Paxman, the host of the BBC Two quiz, said the fact that more men that women took part in the show "must be a question of taste".
Saying students themselves choose team members to represent their university, he added: " I suspect that — like football or darts — more males than females care about quizzing."
Paxman has previously raised the gender imbalance on the show himself, wondering on air during the 2015 semi-final: "Why on earth are there no women left in this stage of the competition?”
This series of the quiz show saw an all male final, with just one in five female contestants through whole 2017 competition.
Writing in the Financial Times, Paxman said: "As for the testicle issue, since we know that intelligence is not determined by gender, it must be a question of taste.

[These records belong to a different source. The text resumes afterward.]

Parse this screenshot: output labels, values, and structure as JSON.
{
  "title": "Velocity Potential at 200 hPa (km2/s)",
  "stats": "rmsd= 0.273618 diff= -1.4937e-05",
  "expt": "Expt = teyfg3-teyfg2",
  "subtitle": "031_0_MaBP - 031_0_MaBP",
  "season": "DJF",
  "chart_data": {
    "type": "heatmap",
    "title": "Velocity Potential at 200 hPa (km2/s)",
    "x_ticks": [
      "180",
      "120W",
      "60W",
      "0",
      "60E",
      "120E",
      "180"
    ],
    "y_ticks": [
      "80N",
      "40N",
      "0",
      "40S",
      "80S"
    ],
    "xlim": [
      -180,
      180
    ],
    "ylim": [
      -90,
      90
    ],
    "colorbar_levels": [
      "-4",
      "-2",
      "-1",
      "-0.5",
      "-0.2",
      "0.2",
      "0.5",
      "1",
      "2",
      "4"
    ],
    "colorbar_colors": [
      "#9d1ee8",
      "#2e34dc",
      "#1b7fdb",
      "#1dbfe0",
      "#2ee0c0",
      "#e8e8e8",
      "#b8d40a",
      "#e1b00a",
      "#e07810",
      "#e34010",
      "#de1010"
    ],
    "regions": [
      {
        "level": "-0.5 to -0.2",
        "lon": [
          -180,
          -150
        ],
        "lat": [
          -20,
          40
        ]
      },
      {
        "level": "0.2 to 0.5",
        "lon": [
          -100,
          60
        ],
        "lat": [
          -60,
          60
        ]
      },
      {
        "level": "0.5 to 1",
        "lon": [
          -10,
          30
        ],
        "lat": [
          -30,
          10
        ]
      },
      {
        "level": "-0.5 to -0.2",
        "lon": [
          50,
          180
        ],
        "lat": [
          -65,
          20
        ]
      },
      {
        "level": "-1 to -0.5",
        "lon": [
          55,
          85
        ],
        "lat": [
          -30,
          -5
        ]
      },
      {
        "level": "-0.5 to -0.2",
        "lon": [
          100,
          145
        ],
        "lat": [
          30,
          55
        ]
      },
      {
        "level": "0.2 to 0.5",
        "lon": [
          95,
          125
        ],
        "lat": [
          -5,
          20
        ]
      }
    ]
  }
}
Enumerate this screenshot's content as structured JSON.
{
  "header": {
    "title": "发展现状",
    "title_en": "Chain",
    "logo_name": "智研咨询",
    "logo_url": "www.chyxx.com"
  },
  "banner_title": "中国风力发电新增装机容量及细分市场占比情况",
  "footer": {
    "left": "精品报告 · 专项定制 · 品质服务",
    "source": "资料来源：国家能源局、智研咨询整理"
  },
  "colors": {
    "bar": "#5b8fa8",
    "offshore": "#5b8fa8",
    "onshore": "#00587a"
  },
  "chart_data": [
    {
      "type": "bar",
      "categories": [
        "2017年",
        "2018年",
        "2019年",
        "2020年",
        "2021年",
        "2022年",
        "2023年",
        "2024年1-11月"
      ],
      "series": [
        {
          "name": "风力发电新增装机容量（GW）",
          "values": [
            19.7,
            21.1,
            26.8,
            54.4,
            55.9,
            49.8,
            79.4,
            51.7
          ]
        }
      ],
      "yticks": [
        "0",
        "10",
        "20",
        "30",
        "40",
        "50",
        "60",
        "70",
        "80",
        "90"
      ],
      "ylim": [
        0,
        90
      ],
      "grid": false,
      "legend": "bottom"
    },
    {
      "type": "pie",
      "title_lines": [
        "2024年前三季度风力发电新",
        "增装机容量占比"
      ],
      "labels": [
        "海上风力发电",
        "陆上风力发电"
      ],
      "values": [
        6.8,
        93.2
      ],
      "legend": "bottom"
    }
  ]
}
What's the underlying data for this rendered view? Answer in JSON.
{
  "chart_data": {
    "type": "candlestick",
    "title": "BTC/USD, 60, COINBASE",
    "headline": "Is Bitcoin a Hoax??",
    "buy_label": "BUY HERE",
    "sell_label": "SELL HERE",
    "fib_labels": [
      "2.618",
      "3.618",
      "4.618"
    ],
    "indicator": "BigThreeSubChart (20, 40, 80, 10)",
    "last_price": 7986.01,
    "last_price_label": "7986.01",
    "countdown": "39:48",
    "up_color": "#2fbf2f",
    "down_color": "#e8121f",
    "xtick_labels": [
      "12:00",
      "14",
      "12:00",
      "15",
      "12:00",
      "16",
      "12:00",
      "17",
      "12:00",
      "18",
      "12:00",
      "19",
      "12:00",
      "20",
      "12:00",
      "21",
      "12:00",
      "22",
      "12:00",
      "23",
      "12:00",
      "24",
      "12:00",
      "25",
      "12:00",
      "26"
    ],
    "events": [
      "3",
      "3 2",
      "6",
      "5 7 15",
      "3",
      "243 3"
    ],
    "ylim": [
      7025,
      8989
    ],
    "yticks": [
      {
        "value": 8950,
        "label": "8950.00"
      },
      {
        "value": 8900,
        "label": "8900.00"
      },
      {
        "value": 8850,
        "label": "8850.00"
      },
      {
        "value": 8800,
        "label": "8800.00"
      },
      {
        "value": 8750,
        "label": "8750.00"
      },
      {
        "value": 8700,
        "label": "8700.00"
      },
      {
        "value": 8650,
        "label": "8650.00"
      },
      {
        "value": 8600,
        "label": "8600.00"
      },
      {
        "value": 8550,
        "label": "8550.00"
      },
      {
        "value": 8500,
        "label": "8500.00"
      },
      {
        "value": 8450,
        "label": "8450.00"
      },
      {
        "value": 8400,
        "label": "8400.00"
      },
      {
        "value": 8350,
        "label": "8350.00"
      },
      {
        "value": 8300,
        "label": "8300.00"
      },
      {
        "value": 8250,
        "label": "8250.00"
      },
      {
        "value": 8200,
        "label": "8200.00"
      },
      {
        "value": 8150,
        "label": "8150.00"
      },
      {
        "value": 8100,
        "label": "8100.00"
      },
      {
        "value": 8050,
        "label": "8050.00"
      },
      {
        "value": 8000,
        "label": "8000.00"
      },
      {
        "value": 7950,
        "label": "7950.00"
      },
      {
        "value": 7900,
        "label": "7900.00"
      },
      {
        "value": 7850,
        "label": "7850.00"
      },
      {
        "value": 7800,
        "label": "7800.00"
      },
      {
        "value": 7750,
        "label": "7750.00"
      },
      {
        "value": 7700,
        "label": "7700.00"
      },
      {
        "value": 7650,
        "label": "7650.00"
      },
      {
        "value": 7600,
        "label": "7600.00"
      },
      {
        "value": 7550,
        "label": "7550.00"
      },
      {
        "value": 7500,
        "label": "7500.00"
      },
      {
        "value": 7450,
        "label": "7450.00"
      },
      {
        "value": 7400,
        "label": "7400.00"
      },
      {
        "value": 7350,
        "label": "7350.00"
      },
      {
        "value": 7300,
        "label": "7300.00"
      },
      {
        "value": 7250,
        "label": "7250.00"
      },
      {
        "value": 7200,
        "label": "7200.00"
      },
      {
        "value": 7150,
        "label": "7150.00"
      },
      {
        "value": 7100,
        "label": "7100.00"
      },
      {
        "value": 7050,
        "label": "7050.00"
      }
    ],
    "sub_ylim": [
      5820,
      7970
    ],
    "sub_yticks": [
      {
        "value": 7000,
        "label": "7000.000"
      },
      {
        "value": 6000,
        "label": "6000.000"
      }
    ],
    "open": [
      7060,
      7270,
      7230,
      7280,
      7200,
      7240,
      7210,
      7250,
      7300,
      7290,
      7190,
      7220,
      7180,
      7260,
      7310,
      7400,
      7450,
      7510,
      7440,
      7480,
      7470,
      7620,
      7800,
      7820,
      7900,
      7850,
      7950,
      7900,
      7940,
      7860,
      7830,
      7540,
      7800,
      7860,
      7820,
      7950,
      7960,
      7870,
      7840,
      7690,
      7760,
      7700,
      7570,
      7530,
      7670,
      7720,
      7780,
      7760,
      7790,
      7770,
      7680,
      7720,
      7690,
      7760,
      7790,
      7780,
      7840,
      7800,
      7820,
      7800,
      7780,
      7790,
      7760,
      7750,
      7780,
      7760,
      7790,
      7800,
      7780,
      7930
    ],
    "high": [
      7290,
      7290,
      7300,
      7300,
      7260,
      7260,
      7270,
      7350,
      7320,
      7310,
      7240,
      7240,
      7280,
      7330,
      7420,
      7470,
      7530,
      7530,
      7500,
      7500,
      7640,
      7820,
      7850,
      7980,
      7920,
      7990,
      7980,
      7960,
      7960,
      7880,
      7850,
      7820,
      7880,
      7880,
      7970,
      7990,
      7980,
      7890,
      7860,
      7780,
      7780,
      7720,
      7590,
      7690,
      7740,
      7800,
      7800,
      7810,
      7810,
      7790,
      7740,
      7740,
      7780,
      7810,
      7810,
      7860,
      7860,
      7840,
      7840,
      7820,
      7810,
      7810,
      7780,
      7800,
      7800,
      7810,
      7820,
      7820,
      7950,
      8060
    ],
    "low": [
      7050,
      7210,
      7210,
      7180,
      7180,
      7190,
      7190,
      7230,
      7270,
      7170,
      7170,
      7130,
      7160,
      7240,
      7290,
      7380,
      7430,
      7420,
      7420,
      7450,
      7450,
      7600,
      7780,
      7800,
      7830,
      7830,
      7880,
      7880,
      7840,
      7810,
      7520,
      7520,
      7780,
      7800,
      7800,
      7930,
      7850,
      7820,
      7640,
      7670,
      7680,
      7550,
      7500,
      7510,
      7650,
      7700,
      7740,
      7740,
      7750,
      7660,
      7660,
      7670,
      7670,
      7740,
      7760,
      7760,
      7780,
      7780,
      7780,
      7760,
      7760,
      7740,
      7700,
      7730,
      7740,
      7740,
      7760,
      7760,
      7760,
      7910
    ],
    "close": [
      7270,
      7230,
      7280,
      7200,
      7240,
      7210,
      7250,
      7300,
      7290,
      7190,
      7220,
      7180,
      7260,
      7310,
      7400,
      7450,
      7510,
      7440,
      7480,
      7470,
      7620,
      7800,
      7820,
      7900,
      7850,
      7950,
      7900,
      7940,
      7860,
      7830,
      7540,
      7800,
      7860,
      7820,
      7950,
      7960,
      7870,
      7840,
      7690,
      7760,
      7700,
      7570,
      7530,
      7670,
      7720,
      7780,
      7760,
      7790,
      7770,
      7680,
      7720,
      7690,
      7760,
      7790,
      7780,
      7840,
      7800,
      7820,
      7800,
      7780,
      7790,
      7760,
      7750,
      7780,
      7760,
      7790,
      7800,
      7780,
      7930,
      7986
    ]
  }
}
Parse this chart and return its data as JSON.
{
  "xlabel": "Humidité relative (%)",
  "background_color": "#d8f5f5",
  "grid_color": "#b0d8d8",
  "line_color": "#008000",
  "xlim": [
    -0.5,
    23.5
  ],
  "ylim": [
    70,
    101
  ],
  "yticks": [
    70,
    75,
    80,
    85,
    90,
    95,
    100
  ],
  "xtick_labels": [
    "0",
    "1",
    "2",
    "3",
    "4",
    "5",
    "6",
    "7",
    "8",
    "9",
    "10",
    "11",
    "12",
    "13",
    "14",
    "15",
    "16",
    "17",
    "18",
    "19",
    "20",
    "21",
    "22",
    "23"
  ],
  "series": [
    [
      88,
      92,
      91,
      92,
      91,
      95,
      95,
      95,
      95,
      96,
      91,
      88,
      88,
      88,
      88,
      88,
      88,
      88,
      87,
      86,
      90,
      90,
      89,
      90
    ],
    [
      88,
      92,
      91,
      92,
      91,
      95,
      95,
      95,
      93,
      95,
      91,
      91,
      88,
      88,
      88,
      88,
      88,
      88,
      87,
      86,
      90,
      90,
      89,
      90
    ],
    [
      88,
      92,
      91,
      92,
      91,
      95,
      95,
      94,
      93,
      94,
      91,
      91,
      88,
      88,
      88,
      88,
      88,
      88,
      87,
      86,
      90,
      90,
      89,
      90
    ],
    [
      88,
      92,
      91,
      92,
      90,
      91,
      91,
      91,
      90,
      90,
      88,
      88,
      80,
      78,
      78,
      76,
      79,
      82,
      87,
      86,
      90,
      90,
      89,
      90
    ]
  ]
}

"The teams are not chosen by the college or university authorities but by the students themselves.
"The students are encouraged to enter teams which broadly reflect their institution.
"A growing number of applicants “prefer not to be gendered”.
The host also tackled the question of whether the show is dumbing down to suit modern viewers.
The allegation, he said, is "rubbish".
"Television producers are forever dreaming up new formats, often with cash prizes attached, to prove you don’t need to be clever to be a winner.
"Their quizzes are almost always gimmicky, vulgar or stupid.
"The questions on University Challenge, by contrast, have deliberately been made more difficult.
"And the audience has risen. No one can prove cause and effect.
"But it does demonstrate that television is not forced to treat the audience as morons to persuade them to watch."